El momento actual se define con mayor claridad: los
asesinatos de mujeres y los ataques contra sus manifestaciones públicas de
rechazo al sistema expresan, más que odio, un temor profundo de quienes
detentan el poder.
Carolina Vázquez
Araya / Rebelion
Mujeres apuñaladas en Chile en plena vía pública por exigir
el respeto de sus derechos reproductivos; mujeres agredidas en Argentina, en
medio de su exigencia por el derecho al aborto; mujeres lapidadas en los países
musulmanes por demandar la libertad individual que les ha sido negada por
mandato religioso; mujeres en Centro América asesinadas por protestar contra la
destrucción de su hábitat, contra la corrupción gubernamental, contra el abuso
de los dueños del capital; monjas de distintas congregaciones denunciando
violaciones sexuales perpetradas por jerarcas de la iglesia católica. Mujeres,
todas ellas, enfrentadas a un inmenso poder patriarcal cuya fuerza sanciona
cada uno de sus pasos y se apodera de sus derechos para someterlas a una
esclavitud naturalizada por las sociedades a las cuales pertenecen.
La ola feminista se erige como una demanda universal por la
recuperación de la dignidad y la independencia de la mitad de la población
mundial. A estas alturas de la historia, es imperativo comprender sus alcances
y su lógica, abandonando los estereotipos tendentes a descalificar sus métodos
y objetivos.
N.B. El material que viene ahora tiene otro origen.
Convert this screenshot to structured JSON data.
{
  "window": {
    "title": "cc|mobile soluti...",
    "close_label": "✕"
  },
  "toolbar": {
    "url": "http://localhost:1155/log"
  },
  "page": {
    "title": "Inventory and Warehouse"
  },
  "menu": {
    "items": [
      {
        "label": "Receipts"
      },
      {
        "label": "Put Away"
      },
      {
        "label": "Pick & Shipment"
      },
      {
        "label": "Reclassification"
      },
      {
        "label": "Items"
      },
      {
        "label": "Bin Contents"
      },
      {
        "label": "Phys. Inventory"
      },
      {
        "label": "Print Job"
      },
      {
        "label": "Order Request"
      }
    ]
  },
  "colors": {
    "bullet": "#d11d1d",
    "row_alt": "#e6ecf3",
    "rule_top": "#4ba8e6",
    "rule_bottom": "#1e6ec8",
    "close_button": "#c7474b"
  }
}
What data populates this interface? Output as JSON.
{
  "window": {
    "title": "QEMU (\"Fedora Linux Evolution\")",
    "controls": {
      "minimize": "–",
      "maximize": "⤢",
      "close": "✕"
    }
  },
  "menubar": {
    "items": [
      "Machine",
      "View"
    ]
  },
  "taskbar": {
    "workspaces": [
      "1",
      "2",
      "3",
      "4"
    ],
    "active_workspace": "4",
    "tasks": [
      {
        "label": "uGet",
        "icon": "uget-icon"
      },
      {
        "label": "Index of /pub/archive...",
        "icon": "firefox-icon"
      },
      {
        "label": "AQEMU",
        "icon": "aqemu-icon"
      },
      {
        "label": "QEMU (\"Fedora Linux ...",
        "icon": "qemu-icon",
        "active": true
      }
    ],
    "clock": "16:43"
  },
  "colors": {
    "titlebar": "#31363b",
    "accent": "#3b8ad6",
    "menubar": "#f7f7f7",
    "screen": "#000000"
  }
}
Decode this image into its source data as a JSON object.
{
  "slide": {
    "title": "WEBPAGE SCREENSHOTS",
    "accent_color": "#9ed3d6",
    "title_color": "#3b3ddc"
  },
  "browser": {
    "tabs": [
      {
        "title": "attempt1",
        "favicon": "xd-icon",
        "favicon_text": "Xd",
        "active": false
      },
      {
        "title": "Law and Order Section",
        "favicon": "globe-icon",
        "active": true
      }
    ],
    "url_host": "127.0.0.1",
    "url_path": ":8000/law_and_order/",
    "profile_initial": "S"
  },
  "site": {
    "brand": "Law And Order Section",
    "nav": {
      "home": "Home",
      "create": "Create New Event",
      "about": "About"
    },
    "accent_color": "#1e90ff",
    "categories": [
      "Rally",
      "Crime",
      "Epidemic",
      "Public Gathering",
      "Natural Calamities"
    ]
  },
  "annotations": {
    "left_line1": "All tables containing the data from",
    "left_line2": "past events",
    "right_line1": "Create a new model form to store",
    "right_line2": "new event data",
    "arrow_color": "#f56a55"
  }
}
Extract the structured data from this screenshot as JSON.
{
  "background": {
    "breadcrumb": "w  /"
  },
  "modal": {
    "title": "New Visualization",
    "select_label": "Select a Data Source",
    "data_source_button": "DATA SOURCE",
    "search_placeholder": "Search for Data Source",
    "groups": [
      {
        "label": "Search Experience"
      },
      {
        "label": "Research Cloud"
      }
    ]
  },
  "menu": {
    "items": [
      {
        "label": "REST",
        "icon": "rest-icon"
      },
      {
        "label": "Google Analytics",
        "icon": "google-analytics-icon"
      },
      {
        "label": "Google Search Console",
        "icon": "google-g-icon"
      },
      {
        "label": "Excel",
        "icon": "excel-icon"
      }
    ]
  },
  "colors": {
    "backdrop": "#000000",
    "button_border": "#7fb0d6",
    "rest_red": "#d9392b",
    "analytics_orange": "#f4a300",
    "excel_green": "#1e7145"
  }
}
Algunos escasos focos de equidad en países desarrollados o en
comunidades incontaminadas por las ideologías externas representan un ejemplo
de cómo las naciones se fortalecen cuando todos sus integrantes alcanzan un
estatus similar en cuanto a derechos y respeto por su integridad.
Sin embargo, lo prevalente –como comportamiento humano- es
la represión de las libertades para el sector femenino, transformada en un
mecanismo de defensa y una manifestación de temor del sector masculino ante la
posibilidad de verse obligado a compartir cuotas de poder en todos los ámbitos
de la vida ciudadana.
Esta lucha –cuyos alcances políticos, económicos y sociales
constituyen una verdadera revolución- se ha intensificado de manera rotunda en
los últimos años, rompiendo diques y dejando clara la voluntad de las mujeres
de no dejarse avasallar; de romper los mecanismos de sometimiento; de batallar
contra las injusticias de jueces y magistrados en casos probados de abuso
sexual y crímenes en su contra; en fin, de poner un coto definitivo a un
sistema que las ha doblegado durante siglos.
El momento actual se define con mayor claridad: los
asesinatos de mujeres y los ataques contra sus manifestaciones públicas de
rechazo al sistema expresan, más que odio, un temor profundo de quienes
detentan el poder.
Al enfrentar la posibilidad de ser relegados a una posición
de igualdad a la cual no están acostumbrados y consideran ofensiva hacia su
posición de superioridad en todos los órdenes de la vida, rechazan de manera
enfática y con lujo de violencia cualquier intento de cambio.
Los derechos de las mujeres, consignados en las cartas
fundamentales de las naciones y en innumerables documentos firmados y
ratificados por la mayoría de países, comenzarán a dejar de ser letra muerta
para convertirse paulatinamente en realidades concretas.
Las nuevas generaciones de hombres y mujeres tienen mucho más
claro el panorama y eso representa uno de los grandes avances de la lucha
feminista.
Su concepto de la igualdad de derechos y obligaciones, la
perspectiva de género en sus diversas manifestaciones y el rechazo a la
imposición de un sexo por sobre el otro ya forman parte de una perspectiva
distinta de las relaciones humanas.
Solo falta el salto generacional de sistemas jurídicos de
orden patriarcal y de quienes los administran, para que el paso hacia una
justicia con enfoque de género se imponga y derrote los estereotipos imperantes
en las cortes, despachos oficiales y millones de hogares.